Parmi les principales raisons de ce report, il y a la difficulté à rassembler les mille hommes qui devraient composer la mission d'intervention de l'Union européenne en Centrafrique. On parle ensuite de problèmes logistiques qui empêcheraient la mise en forme de ce projet annoncé depuis le 14 février par la chef de la diplomatie européenne Catherine Ashton. Et c'est d'autant plus curieux que l'effectif de mille hommes n'était pas envisagé au départ. Il n'était question que de cinq cents hommes.
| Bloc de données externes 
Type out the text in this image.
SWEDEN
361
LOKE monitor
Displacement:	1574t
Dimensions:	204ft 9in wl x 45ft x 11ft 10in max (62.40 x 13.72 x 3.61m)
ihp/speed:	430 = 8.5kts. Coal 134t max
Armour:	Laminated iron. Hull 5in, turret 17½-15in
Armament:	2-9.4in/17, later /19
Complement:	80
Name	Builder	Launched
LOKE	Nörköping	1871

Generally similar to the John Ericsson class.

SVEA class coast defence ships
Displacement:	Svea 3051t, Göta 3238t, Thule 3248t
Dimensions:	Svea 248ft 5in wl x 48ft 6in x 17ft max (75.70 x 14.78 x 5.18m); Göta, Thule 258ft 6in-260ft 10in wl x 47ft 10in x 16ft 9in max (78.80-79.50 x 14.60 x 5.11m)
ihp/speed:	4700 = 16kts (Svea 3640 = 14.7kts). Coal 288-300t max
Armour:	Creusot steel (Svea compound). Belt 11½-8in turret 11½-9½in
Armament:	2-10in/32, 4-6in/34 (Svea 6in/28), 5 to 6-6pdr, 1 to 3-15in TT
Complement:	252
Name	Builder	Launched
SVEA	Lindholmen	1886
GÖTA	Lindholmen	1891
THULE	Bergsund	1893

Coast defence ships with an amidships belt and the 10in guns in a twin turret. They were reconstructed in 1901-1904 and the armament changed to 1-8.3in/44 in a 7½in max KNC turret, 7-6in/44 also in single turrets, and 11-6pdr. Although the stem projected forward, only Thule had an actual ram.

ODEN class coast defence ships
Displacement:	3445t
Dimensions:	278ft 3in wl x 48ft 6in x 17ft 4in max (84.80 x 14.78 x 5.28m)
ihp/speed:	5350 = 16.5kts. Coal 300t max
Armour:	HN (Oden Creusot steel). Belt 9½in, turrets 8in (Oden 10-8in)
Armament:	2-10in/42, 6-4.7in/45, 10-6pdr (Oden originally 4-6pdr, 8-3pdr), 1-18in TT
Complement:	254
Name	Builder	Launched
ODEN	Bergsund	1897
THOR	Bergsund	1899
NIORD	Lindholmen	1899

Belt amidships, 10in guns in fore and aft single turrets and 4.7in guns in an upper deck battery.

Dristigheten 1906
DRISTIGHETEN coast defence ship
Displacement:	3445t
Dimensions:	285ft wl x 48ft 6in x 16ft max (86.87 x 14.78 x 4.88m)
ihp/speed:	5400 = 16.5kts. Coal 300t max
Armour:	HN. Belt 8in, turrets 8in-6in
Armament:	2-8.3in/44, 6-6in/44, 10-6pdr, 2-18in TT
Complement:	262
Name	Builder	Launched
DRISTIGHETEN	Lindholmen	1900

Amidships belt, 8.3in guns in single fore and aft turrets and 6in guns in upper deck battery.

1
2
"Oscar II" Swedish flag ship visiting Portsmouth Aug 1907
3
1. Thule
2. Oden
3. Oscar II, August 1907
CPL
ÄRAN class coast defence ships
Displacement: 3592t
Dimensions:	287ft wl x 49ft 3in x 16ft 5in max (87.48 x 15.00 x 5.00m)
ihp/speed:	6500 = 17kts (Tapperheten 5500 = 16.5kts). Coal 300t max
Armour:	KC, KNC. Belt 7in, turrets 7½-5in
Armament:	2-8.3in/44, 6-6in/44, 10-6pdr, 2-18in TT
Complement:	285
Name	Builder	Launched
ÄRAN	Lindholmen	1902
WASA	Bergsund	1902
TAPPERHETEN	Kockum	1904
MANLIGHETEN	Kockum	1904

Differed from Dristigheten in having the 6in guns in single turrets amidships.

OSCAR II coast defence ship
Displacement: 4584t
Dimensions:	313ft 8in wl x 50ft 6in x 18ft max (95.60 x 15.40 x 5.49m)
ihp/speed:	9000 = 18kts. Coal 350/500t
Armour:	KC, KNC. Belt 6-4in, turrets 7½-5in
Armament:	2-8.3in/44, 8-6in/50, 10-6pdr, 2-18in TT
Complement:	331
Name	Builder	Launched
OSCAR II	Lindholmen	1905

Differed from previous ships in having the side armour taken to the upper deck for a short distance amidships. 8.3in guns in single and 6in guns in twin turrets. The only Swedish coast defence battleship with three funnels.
Et c'est en mesurant l'ampleur du chaos dans lequel sont plongés les Centrafricains, que Mme Ashton avait annoncé le double de l'offre précédente c'est-à-dire mille soldats pour la fin de ce mois de mars, déclenchant de nombreux espoirs.

 

La chef de la diplomatie européenne Catherine Ashton a indiqué que l'Europe était capable d'envoyer 1000 hommes en RCA
La chef de la diplomatie européenne Catherine Ashton a indiqué que l'Europe était capable d'envoyer 1000 hommes en RCA

 

Revers pour l'Union européenne

 

A ce jour, personne ne sait quand débutera cette mission européenne en Centrafrique. Il s'agit d'un revers selon Annette Weber, experte de l'Afrique auprès de la fondation allemande pour la science et la politique :

«La mission européenne devrait servir de transition vers l'installation d'une force de l'ONU. Cela veut dire, d'une part que cette future mission de l'ONU manque d'appui et d'autre part, que le report de la force européenne implique que la mission de l'ONU ne viendra pas du tout. Je pense aussi que c'est un revers pour l'Union européenne elle-même qui montre son incapacité à faire ce qu'elle annonce. C'est non seulement un revers mais aussi une déception du point de vue des attentes des Européens quant á leur aptitude à réagir à des urgences de maintien de la paix.»

 

Lors de leur réunion à Bruxelles ce lundi, les diplomates européens se sont limités à souligner que l'opération en question devrait démarrer rapidement.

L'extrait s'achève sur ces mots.